From lighting a fire by rubbing a wooden stick between their palms against a small hole gouged on a piece of log, the tourists grasp the ancient technique of igniting the fire.

A tourist Jennifer Brown, who has flown from Michigan in the US to spend time with the primitive tribe, said they deserve an improved life.

“It is a fantastic experience. It baffles my mind how these people manage to survive with very little resources,” she said.

She had joined Hadza women singing and dancing under a moonlit night. She recalls that men dressed in feathered headdresses and bells around their ankles stomped their right feet in the tune of the singing.

Luka Kikwa, 30, a tribal said the visitors share dinner with his family, which includes hunted animals and edible plants. The tribals eat everything they can kill, from birds to wild pigs, buffalos to baboons.

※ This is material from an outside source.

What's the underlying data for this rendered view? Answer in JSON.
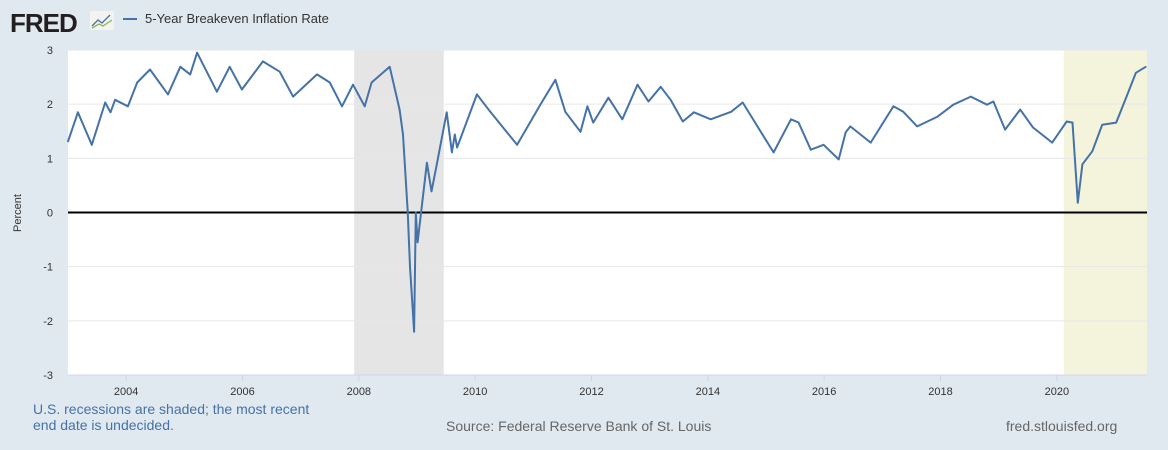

According to Phillipo, they smear poison on their arrow tips made up of the boiled sap of the desert rose and are powerful enough to kill a big animal. Tourists spend nights in temporary thatched shacks made of dried grass and tree branches, the abode of tribals.

Kikwa in his home has just a cooking pot, water container, and an ax which he often carries on his shoulder.


-Showcasing ancient skills

While there is little hunting ground now left due to encroachments, off late the tribal elders with the help of the Tanzanian government have switched to earn a living by promoting cultural tourism, where they demonstrate their unique skills to visitors.

Adventure tourists drive through the rift valley, up the cliff over the Mbulu plateau, and venture to the banks of serene Eyasi Lake to camp at the Yaeda Valley.

The visitors say that the traditional and unchanged way of life of tribals is exciting for them.

Phillipo, said the visitors along with tribe members collect tubers, berries, and other wild fruit along with honey depending on the season.

Tourists say, walking through the forest is challenging as it is packed with spiked acacia trees and thorny bushes.

“For us, every day is a struggle, we have to find something for the family to eat,” said Kikwa.

Kikwa, who is married and has three children, has scars on his chest and arms as marks of his struggle with bushes, snakebites, arrows, and knives.

He, however, opposes the idea of switching to a modern lifestyle.

“We cannot survive without hunting,” he said.

While some Hadza families have started to let their children go to school, but many of them drop out or escape from classrooms to return to forests.